What does it mean to be a designer today? That question underscores every collection Hedi Slimane does, his latest outing for Celine included. Once again, Slimane started with a modernist high-tech light-show prelude, and once again, it announced a collection that radiated retro.

Unlike the wayward adolescent of his Saint Laurent days, Slimane’s Celine archetype is a chic young woman who came of age in the fashionable Paris Seventies, when the era’s empowered bourgeois ascendancy defined its style. Much has been made of the fact that the time was a heyday of the Celine brand, and is thus a natural mining ground for Slimane.

Fair enough; brands with far less grounding in the decade pull from it all the time. (There’s a reason beyond our romantic notion of era. Seventies style started from a baseline of simplicity and ease, which has proven timeless.) Slimane showed numerous dresses, full-skirted printed lovelies worn with boots that, Celine-ness aside, has a strong waft of Saint Laurent. (There’s no getting around it; more than anyone else, Yves Saint Laurent defined Seventies Parisian chic.) Slimane reprised these dresses in beautiful embroideries for evening.

But for the most part, he went casual. As in jeans casual, to a degree that stunned, even within the well-known parameters of his work. Of 63 looks, 24 were jeans, and another three, denim skirts. (Perhaps accidentally, that focus worked two sides of the sustainability dialogue. On one hand, the denim appeared to be washed; if done by standard methods, not so good for Mother Earth. On the other, Slimane endorsed jeans as the single most important item in a woman’s wardrobe, and no other piece of clothing gets more use or has a longer run than a favorite pair of jeans — good for Mother Earth.) Most of the jeans were boot-cut and some, tucked into boots. They went variously with a jacket and blazer, trench, shearling coat, romantic blouse. All functional, attractive pieces, and all you’ve seen before.

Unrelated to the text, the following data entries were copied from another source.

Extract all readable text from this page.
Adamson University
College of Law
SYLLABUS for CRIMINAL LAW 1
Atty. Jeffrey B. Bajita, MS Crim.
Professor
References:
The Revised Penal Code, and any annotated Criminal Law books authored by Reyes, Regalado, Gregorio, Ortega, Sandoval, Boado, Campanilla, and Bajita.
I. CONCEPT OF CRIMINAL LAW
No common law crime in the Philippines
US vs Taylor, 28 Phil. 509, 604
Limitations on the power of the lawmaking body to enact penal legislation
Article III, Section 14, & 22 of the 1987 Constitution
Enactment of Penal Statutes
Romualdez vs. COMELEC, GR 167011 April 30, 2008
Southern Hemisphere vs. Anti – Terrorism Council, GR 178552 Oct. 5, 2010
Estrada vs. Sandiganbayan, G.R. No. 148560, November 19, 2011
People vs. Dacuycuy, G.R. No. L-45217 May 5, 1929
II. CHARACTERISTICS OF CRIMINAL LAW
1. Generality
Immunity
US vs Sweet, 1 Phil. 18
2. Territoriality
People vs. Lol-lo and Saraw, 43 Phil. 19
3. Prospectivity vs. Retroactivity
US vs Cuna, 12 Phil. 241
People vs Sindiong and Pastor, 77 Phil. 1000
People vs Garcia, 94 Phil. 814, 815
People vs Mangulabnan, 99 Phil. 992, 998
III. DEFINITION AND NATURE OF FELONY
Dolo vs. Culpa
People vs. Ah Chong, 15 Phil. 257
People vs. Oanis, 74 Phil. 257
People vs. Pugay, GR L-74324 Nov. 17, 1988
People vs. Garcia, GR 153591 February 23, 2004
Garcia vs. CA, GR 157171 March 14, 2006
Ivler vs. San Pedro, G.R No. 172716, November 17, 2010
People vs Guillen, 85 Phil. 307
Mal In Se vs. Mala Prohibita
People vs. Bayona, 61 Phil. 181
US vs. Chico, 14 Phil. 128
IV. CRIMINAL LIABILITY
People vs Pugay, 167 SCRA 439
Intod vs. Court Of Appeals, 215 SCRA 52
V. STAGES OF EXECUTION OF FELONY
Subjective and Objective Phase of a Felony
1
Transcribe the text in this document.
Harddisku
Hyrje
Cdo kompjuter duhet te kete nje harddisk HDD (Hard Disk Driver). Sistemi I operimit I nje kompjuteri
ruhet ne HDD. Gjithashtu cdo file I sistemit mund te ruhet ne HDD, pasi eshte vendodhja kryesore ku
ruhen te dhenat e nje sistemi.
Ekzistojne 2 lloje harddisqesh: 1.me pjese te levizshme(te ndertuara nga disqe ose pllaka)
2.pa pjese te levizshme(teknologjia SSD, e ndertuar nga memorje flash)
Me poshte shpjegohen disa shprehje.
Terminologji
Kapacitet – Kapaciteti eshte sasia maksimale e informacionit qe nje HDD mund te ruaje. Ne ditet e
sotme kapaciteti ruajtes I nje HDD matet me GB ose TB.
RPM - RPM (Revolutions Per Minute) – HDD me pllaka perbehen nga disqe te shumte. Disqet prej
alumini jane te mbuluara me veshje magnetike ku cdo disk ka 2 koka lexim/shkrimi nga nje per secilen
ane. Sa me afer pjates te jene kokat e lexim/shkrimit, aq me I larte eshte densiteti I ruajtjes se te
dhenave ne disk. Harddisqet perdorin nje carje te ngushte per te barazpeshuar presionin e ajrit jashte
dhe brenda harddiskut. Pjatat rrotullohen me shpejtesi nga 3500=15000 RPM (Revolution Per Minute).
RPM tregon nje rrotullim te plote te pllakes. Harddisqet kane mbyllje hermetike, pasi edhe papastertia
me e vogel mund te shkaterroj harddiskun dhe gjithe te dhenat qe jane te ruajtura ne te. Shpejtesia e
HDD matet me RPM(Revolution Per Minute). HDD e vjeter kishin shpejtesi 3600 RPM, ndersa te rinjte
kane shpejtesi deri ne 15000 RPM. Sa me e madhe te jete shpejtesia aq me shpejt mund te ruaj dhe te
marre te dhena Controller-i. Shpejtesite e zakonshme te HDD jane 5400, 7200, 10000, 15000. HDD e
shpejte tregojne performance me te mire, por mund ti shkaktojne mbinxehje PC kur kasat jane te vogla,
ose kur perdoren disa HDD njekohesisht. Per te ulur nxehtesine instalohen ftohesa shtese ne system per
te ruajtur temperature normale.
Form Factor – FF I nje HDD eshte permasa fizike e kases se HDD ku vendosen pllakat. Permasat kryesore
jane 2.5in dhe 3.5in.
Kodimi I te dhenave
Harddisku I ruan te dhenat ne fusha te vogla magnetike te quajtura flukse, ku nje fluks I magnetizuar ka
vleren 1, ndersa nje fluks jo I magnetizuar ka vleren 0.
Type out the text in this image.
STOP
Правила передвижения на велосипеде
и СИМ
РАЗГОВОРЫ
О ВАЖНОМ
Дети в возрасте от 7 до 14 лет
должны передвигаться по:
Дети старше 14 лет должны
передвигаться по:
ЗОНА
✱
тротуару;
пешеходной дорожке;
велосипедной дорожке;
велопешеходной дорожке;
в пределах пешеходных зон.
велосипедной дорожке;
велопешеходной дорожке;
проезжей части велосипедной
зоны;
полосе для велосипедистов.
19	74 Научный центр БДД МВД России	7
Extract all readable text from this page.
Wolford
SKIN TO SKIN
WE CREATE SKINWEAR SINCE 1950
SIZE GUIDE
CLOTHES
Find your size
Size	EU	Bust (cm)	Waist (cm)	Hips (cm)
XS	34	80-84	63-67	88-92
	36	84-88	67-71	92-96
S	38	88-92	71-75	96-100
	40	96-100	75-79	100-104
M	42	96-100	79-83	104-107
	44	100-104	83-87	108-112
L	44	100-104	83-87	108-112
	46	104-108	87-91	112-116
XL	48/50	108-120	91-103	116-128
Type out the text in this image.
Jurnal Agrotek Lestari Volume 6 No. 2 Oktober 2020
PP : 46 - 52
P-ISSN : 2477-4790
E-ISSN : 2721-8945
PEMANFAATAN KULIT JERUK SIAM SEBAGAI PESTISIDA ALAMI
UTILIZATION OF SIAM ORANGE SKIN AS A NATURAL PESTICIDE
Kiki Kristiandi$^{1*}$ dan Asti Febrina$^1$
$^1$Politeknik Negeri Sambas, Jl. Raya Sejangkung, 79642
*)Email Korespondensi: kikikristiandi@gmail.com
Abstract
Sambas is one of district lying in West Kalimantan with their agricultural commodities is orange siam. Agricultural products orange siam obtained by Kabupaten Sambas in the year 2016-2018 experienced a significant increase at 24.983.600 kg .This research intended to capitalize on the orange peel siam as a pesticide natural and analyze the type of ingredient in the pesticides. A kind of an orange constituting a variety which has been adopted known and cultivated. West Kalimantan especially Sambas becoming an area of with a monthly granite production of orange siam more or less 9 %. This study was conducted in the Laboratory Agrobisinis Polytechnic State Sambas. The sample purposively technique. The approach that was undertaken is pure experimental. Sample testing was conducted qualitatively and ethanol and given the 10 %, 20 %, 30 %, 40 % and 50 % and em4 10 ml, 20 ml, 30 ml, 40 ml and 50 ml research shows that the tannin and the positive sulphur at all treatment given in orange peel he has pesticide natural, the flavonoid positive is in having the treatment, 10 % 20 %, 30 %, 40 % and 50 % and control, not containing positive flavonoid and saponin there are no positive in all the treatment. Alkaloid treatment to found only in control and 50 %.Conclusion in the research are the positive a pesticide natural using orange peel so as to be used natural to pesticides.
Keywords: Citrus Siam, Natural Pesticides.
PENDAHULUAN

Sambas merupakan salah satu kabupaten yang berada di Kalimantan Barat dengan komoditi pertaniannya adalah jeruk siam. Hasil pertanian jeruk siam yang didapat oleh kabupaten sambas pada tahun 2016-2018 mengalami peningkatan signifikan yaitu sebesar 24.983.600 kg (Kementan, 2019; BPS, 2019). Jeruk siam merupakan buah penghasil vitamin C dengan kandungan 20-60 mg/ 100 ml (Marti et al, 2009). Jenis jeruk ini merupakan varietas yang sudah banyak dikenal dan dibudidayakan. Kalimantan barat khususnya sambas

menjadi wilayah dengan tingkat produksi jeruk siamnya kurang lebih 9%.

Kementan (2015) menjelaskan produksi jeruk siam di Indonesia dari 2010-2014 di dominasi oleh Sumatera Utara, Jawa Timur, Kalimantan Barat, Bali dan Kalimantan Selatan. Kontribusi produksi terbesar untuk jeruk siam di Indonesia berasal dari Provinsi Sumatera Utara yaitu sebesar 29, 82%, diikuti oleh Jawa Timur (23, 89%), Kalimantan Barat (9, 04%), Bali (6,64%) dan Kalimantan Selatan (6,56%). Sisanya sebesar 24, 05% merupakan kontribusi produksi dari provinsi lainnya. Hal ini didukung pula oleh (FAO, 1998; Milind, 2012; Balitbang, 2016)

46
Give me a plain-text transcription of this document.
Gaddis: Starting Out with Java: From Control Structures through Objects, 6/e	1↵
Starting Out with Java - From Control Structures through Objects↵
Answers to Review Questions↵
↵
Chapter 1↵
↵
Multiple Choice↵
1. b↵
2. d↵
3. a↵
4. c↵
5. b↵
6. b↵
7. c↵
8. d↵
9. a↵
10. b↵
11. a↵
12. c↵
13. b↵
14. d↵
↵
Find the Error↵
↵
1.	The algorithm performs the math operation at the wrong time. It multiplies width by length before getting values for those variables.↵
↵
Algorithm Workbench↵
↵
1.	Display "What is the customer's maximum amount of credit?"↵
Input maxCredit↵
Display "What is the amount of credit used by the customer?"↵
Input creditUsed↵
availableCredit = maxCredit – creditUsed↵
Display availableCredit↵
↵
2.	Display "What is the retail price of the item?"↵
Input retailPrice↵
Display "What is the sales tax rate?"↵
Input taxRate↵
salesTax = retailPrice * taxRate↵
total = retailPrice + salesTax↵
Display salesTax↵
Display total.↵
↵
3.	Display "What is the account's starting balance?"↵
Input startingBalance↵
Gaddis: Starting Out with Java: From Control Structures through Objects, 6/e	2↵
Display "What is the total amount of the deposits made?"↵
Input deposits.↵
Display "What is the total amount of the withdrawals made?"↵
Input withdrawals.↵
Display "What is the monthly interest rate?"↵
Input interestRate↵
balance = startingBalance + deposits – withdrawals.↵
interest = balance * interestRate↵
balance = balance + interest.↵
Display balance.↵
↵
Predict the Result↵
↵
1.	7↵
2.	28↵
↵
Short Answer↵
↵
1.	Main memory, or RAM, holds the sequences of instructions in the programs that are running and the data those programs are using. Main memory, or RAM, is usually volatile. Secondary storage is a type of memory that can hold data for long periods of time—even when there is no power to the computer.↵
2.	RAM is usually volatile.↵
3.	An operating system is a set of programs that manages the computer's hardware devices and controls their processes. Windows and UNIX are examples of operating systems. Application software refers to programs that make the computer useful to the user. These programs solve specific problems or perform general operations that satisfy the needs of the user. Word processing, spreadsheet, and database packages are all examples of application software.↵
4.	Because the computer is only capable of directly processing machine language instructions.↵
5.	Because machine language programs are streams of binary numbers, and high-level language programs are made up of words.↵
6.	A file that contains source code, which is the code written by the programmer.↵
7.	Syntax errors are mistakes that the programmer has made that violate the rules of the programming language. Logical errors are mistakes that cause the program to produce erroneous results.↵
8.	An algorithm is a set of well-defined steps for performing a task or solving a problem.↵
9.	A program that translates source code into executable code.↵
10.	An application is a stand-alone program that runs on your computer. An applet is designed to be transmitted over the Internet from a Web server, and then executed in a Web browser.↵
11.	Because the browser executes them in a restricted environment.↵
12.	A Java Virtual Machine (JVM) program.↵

Nothing on Slimane’s runway felt designed in the traditional sense; the clothes looked like replicas. Which circles back to the question of what it means to be a designer today. Is it about trying to find something new to say, or speaking to the moment in a fully familiar vernacular? How does the cult of personality play in? Lord knows marketing has muscled in on invention.

As the oft-quoted Coco Chanel reminded long ago, genuine brand-new-ness is virtually impossible to achieve; fashion is about derivation. But should a designer at the luxury level at least seek to tweak? Or is delivering well-presented, savvy basics enough? No answers. Just questions.